According to research recently published in Diabetes, Obesity, and Metabolism, 20 patients with Type 1 diabetes who were over the age of 18 and with an A1c of at least 8% were enrolled from June of 2013 to October of 2014 in a 12 week long, randomized, double-blinded, placebo-controlled research study. They were randomly assigned (1:1) to the GLP-1 RA liraglutide (Victoza) 1.2 mg daily, or to placebo, as an add-on to insulin. GLP-1 RAs are known to inhibit the secretion of glucagon and to delay gastric (stomach) emptying.

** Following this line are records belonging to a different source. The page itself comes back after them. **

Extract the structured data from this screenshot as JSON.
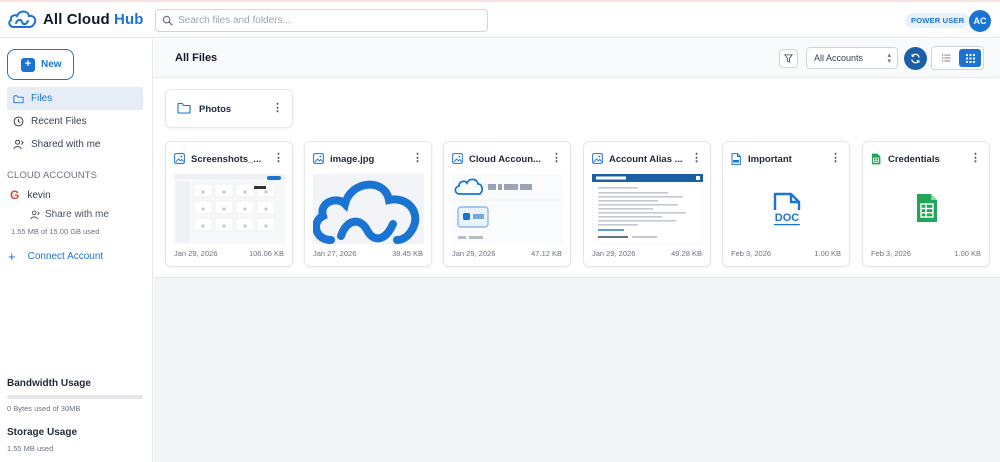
{
  "app": {
    "name_main": "All Cloud",
    "name_accent": "Hub"
  },
  "header": {
    "search_placeholder": "Search files and folders...",
    "badge": "POWER USER",
    "avatar_initials": "AC"
  },
  "colors": {
    "accent": "#1b74d1",
    "refresh": "#1b5fa8",
    "doc_icon": "#1b74d1",
    "sheet_icon": "#22a559",
    "google_red": "#ea4335"
  },
  "sidebar": {
    "new_label": "New",
    "items": [
      {
        "label": "Files",
        "icon": "folder-icon",
        "active": true
      },
      {
        "label": "Recent Files",
        "icon": "clock-icon",
        "active": false
      },
      {
        "label": "Shared with me",
        "icon": "user-share-icon",
        "active": false
      }
    ],
    "accounts_section": "CLOUD ACCOUNTS",
    "account": {
      "icon": "google-icon",
      "name": "kevin",
      "share_label": "Share with me",
      "used": "1.55 MB of 15.00 GB used"
    },
    "connect_label": "Connect Account",
    "bandwidth": {
      "title": "Bandwidth Usage",
      "sub": "0 Bytes used of 30MB",
      "fraction": 0
    },
    "storage": {
      "title": "Storage Usage",
      "sub": "1.55 MB used"
    }
  },
  "main": {
    "title": "All Files",
    "account_filter": "All Accounts",
    "folders": [
      {
        "name": "Photos",
        "icon": "folder-icon"
      }
    ],
    "files": [
      {
        "name": "Screenshots_...",
        "icon": "image-icon",
        "thumb": "screenshot",
        "date": "Jan 29, 2026",
        "size": "106.06 KB"
      },
      {
        "name": "image.jpg",
        "icon": "image-icon",
        "thumb": "cloud-logo",
        "date": "Jan 27, 2026",
        "size": "38.45 KB"
      },
      {
        "name": "Cloud Accoun...",
        "icon": "image-icon",
        "thumb": "app-ui",
        "date": "Jan 29, 2026",
        "size": "47.12 KB"
      },
      {
        "name": "Account Alias ...",
        "icon": "image-icon",
        "thumb": "dialog",
        "date": "Jan 29, 2026",
        "size": "49.28 KB"
      },
      {
        "name": "Important",
        "icon": "doc-icon",
        "thumb": "doc",
        "date": "Feb 3, 2026",
        "size": "1.00 KB"
      },
      {
        "name": "Credentials",
        "icon": "sheet-icon",
        "thumb": "sheet",
        "date": "Feb 3, 2026",
        "size": "1.00 KB"
      }
    ]
  }
}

They can also hinder recovery from hypoglycemia. This study looked at the effect that liraglutide has on the response of counter-regulatory hormones and gastric emptying (GE) during hypoglycemia in participants with Type 1 diabetes.
Prior to treatment, and at the end of treatment, a hypoglycemic “clamp” (with a target BG of 2.5 mmol/L or 45 mg/dl) was implemented, and then a liquid meal was given. The primary endpoint of the study was change in GE rate. The secondary endpoints of the study were changes in blood glucose recovery, counter-regulatory hormones, pancreatic polypeptide, GLP-1, blood pressure, and heart rate.
Following 12 weeks of treatment , changes in GE rates didn’t differ significantly between the two study groups. The secondary endpoint responses were similar, as well, with the exception of heart rate. Heart rate did increase with liraglutide from 69 +/- 4 to 80 +/- 5 beats per minute.
The researchers came to the conclusion that following an episode of hypoglycemia, Liraglutide doesn’t compromise blood sugar recovery, GE rate, or counter-regulatory hormone responses in individuals with Type 1 diabetes. They found no treatment-related safety issues.